Miracle Cure, or Murky Research? Tuesday, October 25, 2005 By Wendy McElroy
Herceptin, a therapeutic drug for breast cancer, was trumpeted across the news last week after a glowing report appeared in the New England Journal of Medicine.
Forbes called it a "wonder drug"; the London Times declared Herceptin "stunning"; CNN heralded the drug as "perhaps the most powerful cancer medicine in a decade," which "can halve the risk of relapse" in many cases.
I hope the reports are accurate.
But another body of research has gone comparatively unnoticed.
"Why Most Published Research Findings Are False" by John P. A. Ioannidis -- an epidemiologist at the University of Ioannina (Greece) -- presents convincing evidence that an alarmingly high number of scientific "findings" are eventually proven false.
Dr. Ioannina first published his controversial claim in the Journal of the American Medical Association (JAMA, July 2005). JAMA's report studied "all original clinical research studies published in three major general clinical journals or high-impact-factor specialty journals in 1990-2003," each of which had been "cited more than 1000 times" in subsequent literature.
In short, Ioannina focused on original research published by influential journals and widely accepted as accurate by other scientists. (These studies are the cream-of-the-cream and can be expected to return the highest accuracy rate within medical research in general.)
Their data impact the health and, sometimes, the life of patients.
Of 49 studies, 45 "claimed that the intervention [examined] was effective," which means they changed the day-to-day decisions of medical care.

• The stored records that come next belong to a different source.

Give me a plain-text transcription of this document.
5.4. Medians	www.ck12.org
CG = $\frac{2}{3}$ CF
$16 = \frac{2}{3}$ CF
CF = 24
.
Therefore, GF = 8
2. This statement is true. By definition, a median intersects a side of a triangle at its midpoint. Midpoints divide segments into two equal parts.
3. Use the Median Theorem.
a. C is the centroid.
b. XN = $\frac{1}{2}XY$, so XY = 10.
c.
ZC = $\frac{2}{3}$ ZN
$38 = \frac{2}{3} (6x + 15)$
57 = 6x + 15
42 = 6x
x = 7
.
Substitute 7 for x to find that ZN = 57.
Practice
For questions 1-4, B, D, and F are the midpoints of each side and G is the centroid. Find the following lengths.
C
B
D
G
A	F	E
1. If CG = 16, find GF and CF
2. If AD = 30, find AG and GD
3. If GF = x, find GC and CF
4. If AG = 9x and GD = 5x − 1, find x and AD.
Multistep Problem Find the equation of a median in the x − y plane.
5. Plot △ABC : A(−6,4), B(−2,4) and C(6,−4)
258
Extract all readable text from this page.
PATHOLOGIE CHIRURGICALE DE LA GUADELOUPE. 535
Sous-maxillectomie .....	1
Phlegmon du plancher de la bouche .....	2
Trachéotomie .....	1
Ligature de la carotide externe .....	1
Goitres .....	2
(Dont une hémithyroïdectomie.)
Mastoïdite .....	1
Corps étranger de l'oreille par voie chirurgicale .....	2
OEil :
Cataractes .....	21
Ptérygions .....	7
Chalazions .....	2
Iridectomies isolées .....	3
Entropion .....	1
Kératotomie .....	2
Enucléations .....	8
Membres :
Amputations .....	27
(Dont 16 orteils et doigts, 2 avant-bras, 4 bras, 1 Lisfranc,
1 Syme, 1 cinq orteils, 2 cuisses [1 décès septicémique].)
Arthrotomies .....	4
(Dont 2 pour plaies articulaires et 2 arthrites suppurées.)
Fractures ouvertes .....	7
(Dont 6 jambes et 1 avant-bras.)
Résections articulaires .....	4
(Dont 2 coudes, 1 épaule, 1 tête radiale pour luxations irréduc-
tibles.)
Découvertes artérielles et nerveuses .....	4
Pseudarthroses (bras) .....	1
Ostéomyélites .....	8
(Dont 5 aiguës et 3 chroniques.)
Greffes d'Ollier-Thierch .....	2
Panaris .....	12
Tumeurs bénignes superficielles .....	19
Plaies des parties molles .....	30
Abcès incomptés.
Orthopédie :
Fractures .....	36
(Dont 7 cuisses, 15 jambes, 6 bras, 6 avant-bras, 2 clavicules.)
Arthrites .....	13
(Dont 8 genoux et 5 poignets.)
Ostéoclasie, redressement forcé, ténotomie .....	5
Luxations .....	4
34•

Fourteen of those 45 studies (approx. 32 percent) were subsequently refuted. Twenty (44 percent) were replicated or validated. Eleven (24 percent) remain unchallenged and, so neither validated nor refuted.
One refuted study concerned the safety of hormone-replacement therapy for women…in case you wondered why that therapy was deemed safe one minute and risky the next. Fortunately for women, the media focused on the medical establishment's about-face on hormone replacement. But the refutation of other studies hasn't received similar publicity.
Nor has Ioannina's claim that fully 50 percent of medical research is wrong, with approximately the same chance of accuracy as flipping a coin.
Ioannina's conclusion is speculative but, given that so many prestigious studies have been contradicted, it is not wildly improbable.